At the forefront of teaching trial advocacy, Temple University Beasley School of Law has consistently been ranked by U.S. News & World Report in the top two in trial advocacy. The LL.M. in Trial Advocacy curriculum integrates the development of theory and theme, persuasive storytelling, extemporaneous speech and effective use of technology in the courtroom. The program is performance based, featuring a “learn by doing” approach.
Designed for the practicing attorney, the program is a one-year, 24-credit degree program, scheduled primarily in the evenings and on weekends (For more details, see our lawyer friendly LL.M. calendar). Our distance-learning component allows students from across the country to attend evening lectures and demonstrations via live, online broadcasts. All students attend two power performance weekends a semester at our Philadelphia campus. Students graduate with a LL.M. degree in Trial Advocacy, and earn 24 substantive CLE credits and two ethics credits. In addition, this program provides a segue for our students to teach in academia.
The LL.M. in Trial Advocacy is the only program of its kind in the country. It is an ideal fit for those who aspire to perfect both litigation tactics and courtroom performance. Prospective applicants are encouraged to speak with alumni who have completed the program.

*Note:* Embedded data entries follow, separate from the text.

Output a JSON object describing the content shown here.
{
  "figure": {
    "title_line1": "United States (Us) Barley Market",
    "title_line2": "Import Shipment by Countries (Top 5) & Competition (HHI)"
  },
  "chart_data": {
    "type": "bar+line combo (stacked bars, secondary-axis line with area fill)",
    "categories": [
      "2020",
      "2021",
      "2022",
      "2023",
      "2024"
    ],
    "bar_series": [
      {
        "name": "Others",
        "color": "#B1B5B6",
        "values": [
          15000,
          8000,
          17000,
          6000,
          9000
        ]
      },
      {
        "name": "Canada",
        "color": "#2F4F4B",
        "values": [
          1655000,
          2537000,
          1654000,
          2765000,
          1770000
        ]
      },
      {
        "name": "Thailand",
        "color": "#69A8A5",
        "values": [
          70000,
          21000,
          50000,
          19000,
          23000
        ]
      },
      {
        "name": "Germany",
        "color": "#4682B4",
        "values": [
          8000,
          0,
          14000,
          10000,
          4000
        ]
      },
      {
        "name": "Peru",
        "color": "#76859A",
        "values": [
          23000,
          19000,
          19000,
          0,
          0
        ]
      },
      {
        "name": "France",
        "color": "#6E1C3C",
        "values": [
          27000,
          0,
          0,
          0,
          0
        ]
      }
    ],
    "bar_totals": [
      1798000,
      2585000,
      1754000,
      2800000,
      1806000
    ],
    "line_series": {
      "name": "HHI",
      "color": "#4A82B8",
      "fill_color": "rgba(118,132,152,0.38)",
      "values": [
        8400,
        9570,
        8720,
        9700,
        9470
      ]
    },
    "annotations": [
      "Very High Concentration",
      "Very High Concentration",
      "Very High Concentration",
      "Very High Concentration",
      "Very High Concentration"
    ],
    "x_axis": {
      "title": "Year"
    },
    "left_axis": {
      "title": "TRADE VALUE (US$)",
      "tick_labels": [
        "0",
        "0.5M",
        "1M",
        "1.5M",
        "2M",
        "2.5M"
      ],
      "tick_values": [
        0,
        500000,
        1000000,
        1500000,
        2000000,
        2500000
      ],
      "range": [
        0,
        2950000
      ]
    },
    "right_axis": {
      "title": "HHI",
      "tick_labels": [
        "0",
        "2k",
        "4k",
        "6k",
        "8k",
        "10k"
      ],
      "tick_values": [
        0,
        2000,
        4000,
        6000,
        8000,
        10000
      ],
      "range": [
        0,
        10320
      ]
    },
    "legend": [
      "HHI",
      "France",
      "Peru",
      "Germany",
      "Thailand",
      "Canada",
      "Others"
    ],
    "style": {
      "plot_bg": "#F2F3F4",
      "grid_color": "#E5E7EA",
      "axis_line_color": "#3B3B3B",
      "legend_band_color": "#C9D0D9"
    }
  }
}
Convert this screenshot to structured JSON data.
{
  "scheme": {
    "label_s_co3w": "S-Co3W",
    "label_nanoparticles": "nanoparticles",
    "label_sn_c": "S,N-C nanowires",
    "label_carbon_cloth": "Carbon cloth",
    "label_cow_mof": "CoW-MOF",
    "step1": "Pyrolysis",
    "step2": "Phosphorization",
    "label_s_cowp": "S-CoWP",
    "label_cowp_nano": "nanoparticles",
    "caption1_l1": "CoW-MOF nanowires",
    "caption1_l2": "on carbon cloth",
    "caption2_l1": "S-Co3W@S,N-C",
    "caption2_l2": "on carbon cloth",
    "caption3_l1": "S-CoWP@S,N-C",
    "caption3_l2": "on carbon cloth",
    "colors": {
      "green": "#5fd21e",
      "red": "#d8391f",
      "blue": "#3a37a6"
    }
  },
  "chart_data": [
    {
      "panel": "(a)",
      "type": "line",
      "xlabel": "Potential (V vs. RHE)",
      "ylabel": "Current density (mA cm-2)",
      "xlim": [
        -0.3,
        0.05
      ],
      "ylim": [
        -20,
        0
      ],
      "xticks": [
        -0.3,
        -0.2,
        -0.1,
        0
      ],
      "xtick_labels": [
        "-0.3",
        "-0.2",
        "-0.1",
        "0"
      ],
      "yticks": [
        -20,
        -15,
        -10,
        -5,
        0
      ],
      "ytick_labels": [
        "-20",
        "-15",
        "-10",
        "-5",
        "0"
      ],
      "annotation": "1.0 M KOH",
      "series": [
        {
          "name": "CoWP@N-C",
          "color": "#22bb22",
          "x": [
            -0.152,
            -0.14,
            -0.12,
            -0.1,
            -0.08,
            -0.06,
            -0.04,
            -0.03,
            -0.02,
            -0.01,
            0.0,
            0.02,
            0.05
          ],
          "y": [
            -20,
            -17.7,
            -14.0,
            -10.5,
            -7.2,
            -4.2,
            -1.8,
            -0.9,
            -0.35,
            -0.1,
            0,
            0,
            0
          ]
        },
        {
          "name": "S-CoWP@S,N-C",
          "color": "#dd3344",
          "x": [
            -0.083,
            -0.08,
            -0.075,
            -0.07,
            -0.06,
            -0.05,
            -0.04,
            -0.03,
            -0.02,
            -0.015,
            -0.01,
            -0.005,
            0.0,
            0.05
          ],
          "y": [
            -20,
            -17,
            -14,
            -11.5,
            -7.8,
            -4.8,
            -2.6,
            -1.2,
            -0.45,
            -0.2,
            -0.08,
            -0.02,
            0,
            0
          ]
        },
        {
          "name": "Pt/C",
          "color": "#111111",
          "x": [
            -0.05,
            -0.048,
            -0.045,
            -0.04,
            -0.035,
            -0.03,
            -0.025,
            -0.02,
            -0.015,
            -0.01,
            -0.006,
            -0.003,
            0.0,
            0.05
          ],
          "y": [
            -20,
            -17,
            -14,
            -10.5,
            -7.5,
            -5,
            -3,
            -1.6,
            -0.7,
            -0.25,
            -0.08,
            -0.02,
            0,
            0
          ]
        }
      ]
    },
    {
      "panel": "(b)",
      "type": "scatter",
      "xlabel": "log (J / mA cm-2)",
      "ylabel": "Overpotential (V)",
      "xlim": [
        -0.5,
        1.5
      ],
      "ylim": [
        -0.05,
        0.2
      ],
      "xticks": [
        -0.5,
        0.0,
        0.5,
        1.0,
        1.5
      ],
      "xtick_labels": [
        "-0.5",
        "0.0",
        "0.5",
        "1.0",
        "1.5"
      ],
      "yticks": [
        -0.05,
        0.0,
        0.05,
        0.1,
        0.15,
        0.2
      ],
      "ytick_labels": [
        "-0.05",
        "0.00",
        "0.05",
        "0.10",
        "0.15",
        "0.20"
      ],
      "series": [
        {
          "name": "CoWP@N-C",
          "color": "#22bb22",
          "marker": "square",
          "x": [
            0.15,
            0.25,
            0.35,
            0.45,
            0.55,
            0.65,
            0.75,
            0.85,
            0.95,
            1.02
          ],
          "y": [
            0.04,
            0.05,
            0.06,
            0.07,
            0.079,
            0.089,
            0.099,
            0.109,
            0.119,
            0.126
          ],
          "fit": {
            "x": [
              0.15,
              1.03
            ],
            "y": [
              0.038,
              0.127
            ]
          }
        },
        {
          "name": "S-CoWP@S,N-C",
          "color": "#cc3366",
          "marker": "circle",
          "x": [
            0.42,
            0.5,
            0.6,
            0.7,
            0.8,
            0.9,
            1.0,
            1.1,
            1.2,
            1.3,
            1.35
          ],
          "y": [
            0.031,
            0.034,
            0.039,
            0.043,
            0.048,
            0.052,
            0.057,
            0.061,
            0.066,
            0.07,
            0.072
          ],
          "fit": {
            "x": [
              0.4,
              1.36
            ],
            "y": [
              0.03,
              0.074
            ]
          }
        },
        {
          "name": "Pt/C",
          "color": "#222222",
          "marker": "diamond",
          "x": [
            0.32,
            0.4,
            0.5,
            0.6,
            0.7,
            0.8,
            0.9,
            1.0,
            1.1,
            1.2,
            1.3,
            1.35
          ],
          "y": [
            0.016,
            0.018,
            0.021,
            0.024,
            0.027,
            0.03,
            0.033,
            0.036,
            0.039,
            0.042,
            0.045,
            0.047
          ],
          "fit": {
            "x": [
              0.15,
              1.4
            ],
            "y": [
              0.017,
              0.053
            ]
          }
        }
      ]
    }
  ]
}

Candidates for admission to the LL.M. in Trial Advocacy hold a J.D. or the equivalent from an ABA accredited law school and are admitted to practice. Admission is selective and class size is limited. Applications are accepted on a rolling admissions basis, beginning in the summer.
Applicants should submit the following:
A completed LL.M. application
Two professional recommendations
A law school transcript
A $50 non-refundable application fee made out to Temple University
A personal interview with the Director is an integral part of the admissions process. Applicants who live a considerable distance from campus may request a telephone interview.
Admissions decisions are based on application materials, advocacy and trial experience, career objectives and the interview. A personal interview with the Director is an integral part of the admissions process. Applicants who live a considerable distance from campus may request a telephone interview.